Australian author and keynote speaker (born 1969)

Rachael Robertson is an Australian author, keynote speaker, and leadership expert. She is an authority on leading in extreme environments. Robertson is a former Antarctic Expedition Leader, who led the 58th Australian National Antarctic Research Expedition (ANARE) to Davis Station in 2005.
She was only the second female to ever lead a team at the Station and one of the youngest ever leaders.

== Personal life ==

Robertson was born in Geelong, Victoria, Australia to Sharon and Lawrence Robertson and grew up as the oldest child with a younger brother and sister. She spent the majority of her pre-adult life living in the South Eastern suburbs of Melbourne.
Robertson currently resides in Melbourne, and is a "third generation Geelong Cats AFL supporter".

== Early career ==

Robertson graduated from Deakin University with a Bachelor of Arts majoring in Public Relations and commenced a career in Public Relations with Melbourne Parks and Waterways. She moved out of PR and into the operational role of Park Ranger – Customer Services with the newly created Parks Victoria. At the time of leaving for Antarctica, she was Chief Ranger of Victoria's South West Region.

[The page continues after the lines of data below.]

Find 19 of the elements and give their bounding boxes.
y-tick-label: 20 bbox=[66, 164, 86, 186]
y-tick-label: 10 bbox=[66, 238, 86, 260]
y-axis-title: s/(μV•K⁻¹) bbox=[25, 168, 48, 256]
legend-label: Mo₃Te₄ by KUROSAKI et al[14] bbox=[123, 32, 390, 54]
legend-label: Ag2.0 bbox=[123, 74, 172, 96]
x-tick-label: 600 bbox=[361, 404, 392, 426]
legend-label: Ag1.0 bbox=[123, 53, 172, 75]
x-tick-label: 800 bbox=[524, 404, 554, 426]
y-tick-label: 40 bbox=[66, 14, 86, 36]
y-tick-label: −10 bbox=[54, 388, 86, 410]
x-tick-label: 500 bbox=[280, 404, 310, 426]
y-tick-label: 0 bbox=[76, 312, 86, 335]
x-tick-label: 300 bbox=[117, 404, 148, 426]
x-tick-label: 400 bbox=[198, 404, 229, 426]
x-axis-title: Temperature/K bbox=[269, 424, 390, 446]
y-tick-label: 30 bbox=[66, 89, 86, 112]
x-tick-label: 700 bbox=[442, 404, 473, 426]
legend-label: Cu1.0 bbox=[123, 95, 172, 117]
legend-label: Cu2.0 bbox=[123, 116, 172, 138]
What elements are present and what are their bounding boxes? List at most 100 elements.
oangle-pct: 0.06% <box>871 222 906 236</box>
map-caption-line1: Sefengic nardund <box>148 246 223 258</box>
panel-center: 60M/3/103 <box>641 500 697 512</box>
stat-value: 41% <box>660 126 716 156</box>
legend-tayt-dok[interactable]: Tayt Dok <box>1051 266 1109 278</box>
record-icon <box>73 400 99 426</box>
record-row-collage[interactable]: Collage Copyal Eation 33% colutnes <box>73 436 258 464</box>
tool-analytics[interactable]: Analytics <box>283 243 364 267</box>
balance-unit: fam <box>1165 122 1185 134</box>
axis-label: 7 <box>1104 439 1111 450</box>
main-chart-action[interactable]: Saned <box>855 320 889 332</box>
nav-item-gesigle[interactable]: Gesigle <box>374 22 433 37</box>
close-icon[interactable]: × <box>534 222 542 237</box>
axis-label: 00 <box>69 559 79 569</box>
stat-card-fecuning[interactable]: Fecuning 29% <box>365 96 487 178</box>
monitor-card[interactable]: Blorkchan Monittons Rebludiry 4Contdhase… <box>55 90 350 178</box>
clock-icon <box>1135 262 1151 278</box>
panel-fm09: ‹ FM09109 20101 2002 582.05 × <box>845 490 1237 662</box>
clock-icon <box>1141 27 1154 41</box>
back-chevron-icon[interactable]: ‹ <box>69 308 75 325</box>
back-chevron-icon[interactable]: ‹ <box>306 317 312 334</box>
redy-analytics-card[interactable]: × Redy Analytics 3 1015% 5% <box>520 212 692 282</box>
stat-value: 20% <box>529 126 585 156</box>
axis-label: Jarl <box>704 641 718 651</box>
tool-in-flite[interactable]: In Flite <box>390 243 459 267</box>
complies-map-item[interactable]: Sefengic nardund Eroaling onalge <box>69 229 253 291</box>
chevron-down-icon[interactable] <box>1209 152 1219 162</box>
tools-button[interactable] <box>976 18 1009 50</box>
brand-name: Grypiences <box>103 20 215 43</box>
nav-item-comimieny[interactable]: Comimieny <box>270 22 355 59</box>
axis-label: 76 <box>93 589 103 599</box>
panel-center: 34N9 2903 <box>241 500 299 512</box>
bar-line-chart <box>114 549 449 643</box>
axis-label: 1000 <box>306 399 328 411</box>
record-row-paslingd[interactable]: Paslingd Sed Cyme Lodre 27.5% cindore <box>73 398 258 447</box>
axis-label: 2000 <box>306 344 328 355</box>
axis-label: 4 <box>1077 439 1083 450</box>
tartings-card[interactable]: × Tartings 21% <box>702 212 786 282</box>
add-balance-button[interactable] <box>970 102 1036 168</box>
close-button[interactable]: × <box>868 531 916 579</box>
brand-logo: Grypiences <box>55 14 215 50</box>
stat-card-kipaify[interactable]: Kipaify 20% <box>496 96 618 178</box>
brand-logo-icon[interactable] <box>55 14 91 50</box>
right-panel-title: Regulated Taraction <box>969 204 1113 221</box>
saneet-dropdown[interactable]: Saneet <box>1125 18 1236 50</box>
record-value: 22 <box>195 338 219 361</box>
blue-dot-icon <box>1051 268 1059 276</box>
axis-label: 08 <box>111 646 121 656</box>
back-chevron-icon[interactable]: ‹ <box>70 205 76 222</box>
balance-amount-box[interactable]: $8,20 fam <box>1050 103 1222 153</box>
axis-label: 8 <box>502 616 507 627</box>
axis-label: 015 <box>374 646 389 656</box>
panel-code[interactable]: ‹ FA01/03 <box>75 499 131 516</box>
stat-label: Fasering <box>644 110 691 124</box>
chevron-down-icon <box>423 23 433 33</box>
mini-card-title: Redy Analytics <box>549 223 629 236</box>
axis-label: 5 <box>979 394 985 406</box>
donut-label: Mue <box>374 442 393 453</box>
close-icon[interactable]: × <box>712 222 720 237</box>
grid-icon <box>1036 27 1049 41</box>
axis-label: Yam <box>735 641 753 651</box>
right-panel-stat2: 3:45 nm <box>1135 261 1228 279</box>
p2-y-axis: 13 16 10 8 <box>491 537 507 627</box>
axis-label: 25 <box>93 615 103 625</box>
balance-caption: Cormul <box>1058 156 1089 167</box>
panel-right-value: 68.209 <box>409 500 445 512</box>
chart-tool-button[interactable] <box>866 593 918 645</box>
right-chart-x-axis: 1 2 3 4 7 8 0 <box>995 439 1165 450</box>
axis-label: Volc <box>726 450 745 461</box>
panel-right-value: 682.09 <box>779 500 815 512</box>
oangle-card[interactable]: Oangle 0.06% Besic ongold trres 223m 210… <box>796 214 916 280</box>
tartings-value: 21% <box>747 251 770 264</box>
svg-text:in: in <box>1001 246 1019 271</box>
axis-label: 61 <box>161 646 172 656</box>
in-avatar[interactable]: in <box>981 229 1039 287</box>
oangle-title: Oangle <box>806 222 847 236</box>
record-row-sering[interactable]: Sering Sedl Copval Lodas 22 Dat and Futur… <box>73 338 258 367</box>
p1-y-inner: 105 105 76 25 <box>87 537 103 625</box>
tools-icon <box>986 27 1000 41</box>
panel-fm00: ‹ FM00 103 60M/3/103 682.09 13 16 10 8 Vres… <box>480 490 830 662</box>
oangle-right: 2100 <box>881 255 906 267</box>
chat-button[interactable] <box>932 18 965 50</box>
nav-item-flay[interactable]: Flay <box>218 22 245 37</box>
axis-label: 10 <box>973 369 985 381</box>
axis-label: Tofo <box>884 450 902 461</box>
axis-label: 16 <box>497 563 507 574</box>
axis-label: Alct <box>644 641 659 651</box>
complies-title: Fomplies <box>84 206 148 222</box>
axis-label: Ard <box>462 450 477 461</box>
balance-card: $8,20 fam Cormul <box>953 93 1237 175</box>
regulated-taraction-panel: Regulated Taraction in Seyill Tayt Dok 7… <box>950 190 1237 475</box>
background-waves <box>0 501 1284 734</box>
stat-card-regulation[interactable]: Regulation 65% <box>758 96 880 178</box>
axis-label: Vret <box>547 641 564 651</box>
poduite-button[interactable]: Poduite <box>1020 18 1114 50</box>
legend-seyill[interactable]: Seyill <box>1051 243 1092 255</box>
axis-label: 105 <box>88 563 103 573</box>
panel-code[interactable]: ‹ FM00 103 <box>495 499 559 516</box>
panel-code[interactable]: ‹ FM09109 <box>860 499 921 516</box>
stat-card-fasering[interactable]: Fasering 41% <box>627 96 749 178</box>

She holds an MBA from Melbourne Business School.

== Antarctica ==

Robertson became Australia's youngest and the second female Antarctic Station Leader at Davis Station. Robertson led the 120 scientists and tradespeople in Davis station over the Antarctic summer (December 2004 to February 2005). She then led and managed the 17 other people who remained behind at Davis Station to maintain the operation until the scientists and tradespeople returned in November 2005. In "Leading on the Edge", she recounts the wide disparity between Antarctic life in summer, and Antarctic life in winter.

Robertson quoted, "the repetitive monotony of the day-to-day work and the same old faces at breakfast, lunch and dinner create a nine-month-long 'groundhog day' experience".
.

During her time in Antarctica Robertson was responsible for all aspects of life on the Station, from the safety and welfare of over 80 expeditioners in Summer, to the delivery of the Australian Government’s $20mn science program.
.

== Robertson's leadership ideas ==
Robertson earned an MBA when she returned from Antarctica.

In her 2014 book 'Leading on the Edge' Rachael outlines the 'extraordinary stories and leadership insights' she gained during her time in Antarctica, leading to her development of a culture of respect trumps harmony.

In her 2020 book 'Respect Trumps Harmony' Robertson further explores the 3 tools that lie at the core of the respect trumps harmony leadership practice she prescribes as follows:
- No Triangles - a tool to put an end to gossip, improve accountability and the quatily of feedback and drive innovation.
- The bacon war - a gentle circuit breaker for calling out dysfunctional behaviour.
- Lead without a title - an approach to developing personal leadership in your team, so responsibility and initiative are shared.
These tools are the three pillars that hold up the respect trumps harmony culture.

==Work==
As of June 2026, Robertson has presented at more than 2500 conferences and events across a wide range of industries including mining, healthcare, education, finance, construction, and retail.
Rachael's work is described as focusing on 'equipping leaders with tools they can apply immediately'.
Her work centres on practical leadership and clear behaviours, which when applied consistenlty improve how teams operate day to day.

The clients she works with range from large global organisations, such as Randstad, to local fundraising events such as Day of Inspiration.
Businesses she has worked with include Indeed, Westpac, Bunnings Warehouse, Worely Parsons, Chevron, NSW Department of Education, UBS, and Crown.

In 2025, she delivered keynote addresses at significant events, such as the International Women's Day Event Series in Adelaide (March 4) and BerryQuest International in Hobart (February 24–27).

Robertson has been an Australia Day ambassador.